SQL Server 2014: Columnstore Index improvements
In SQL Server 2012, a new feature was added called Columnstore Indexes that resulted in huge query performance improvements. In SQL Server 2014, there have been two major improvements on this feature:
Clustered: They have enhanced the columnstore to be a pure columnar store, so indexing is no longer required. The In-Memory ColumnStore for data warehousing is implemented as a clustered columnstore index (or CCI) on a table. The data in a CCI is grouped and stored for every column in the table. Unlike the non-clustered columnstore index, the CCI is the data – there is no other underlying data structure
Updatable: You are able to insert, update, and delete data in an existing ColumnStore. Note that a columnstore index is impossible to update “in-place” due to its highly compressed structure, so “deltastores” are used. The same solution was done for v2 of PDW
Note you will still be able to create a non-clustered columnstore index which is not updatable. A table with a clustered columnstore index cannot have any type of nonclustered index.
More info:
CREATE COLUMNSTORE INDEX (Transact-SQL)
SQL SERVER 2014 – Columnstore Index Enhancement – Part 1
Clustered Columnstore Indexes – part 1 (“Intro”)

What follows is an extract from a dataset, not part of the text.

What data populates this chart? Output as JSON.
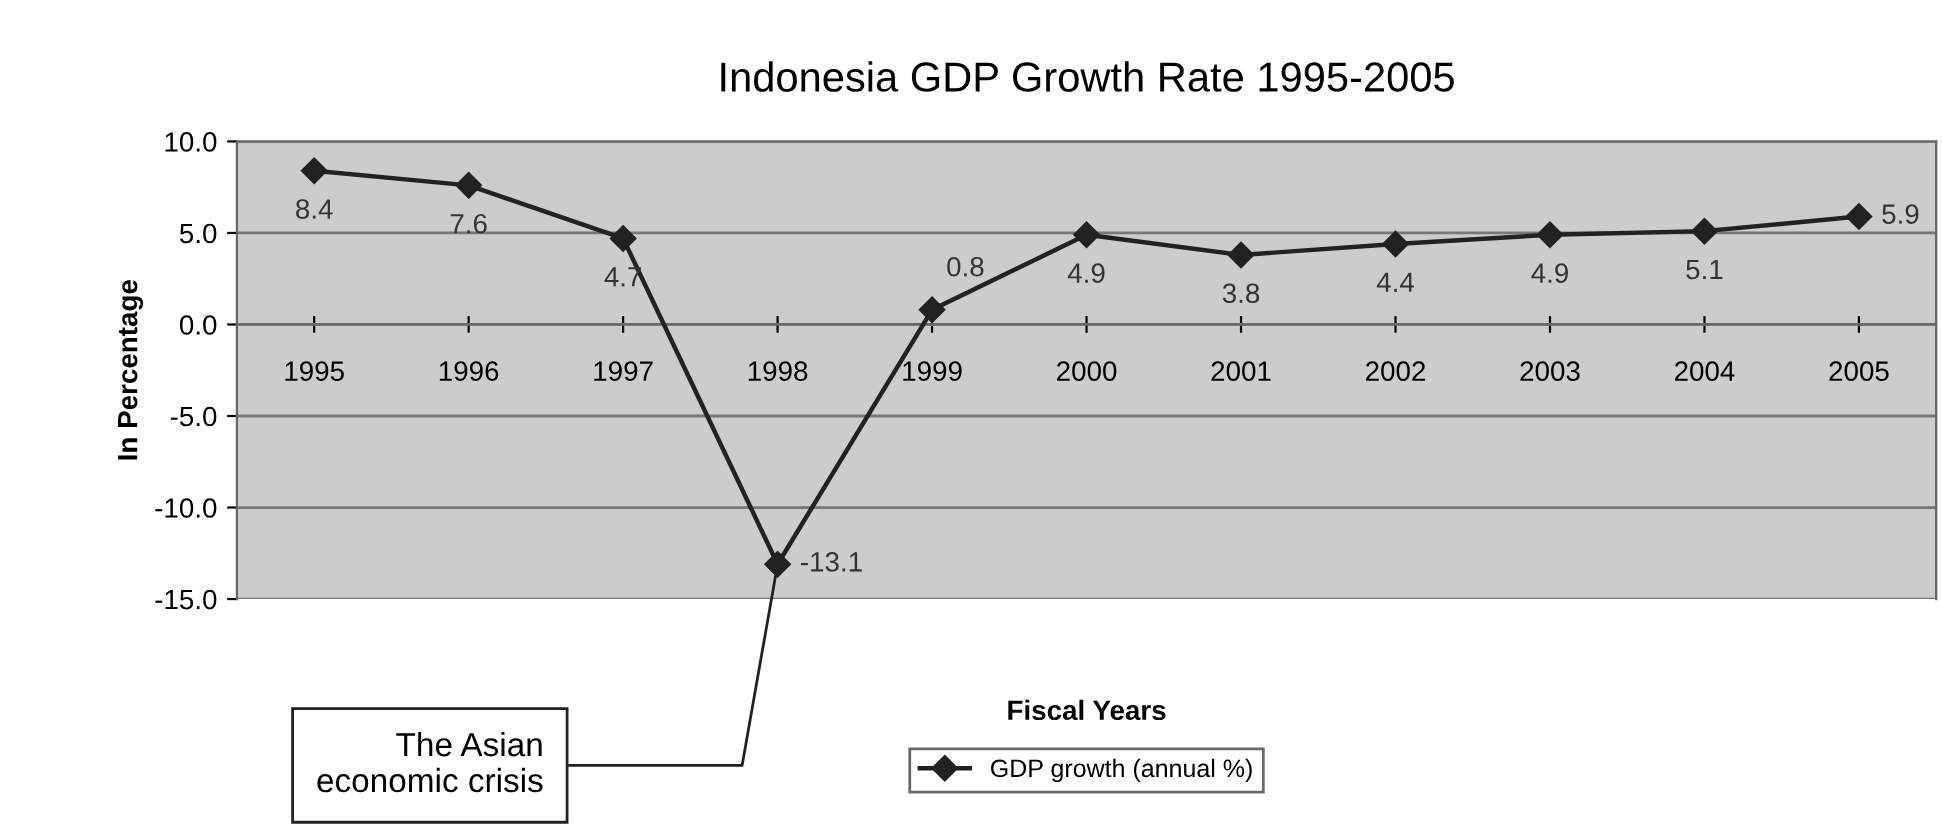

Updatable columnstore index, sp_spaceused and sys.partitions
SQL SERVER CLUSTERED COLUMNSTORE INDEXES AT TECHED 2013
Video What’s New for Columnstore Indexes and Batch Mode Processing
Enhancements to SQL Server Column Stores
What’s New for Columnstore Indexes in SQL Server 2014
ColumnStore Archival Compression–SQL Server 2014
New Enhanced Column Store Index in SQL Server 2014 – Part 1
Getting Started with Columnstore Index in SQL Server 2014 – Part 1
Nice post I’m glad some of the PDW work/research is going into the new SQL Server. That thing is a beast!
So just a quick clarifying question. The SQL Server data pages will now how column information in it instead of row using the new Clustered Column Store Index right?
So let’s say a column is 64kb in size, that one column will take up an entire extent, while another column in the same table could be on other pages in a different extent? I feel like I have to turn my head sideways now when looking at how data is stored.
How does this now writable index affect the speed of ETL bulk inserts? Is the effect similar to an already page compressed table as described in the white paper “The Data Loading Performance Guide”?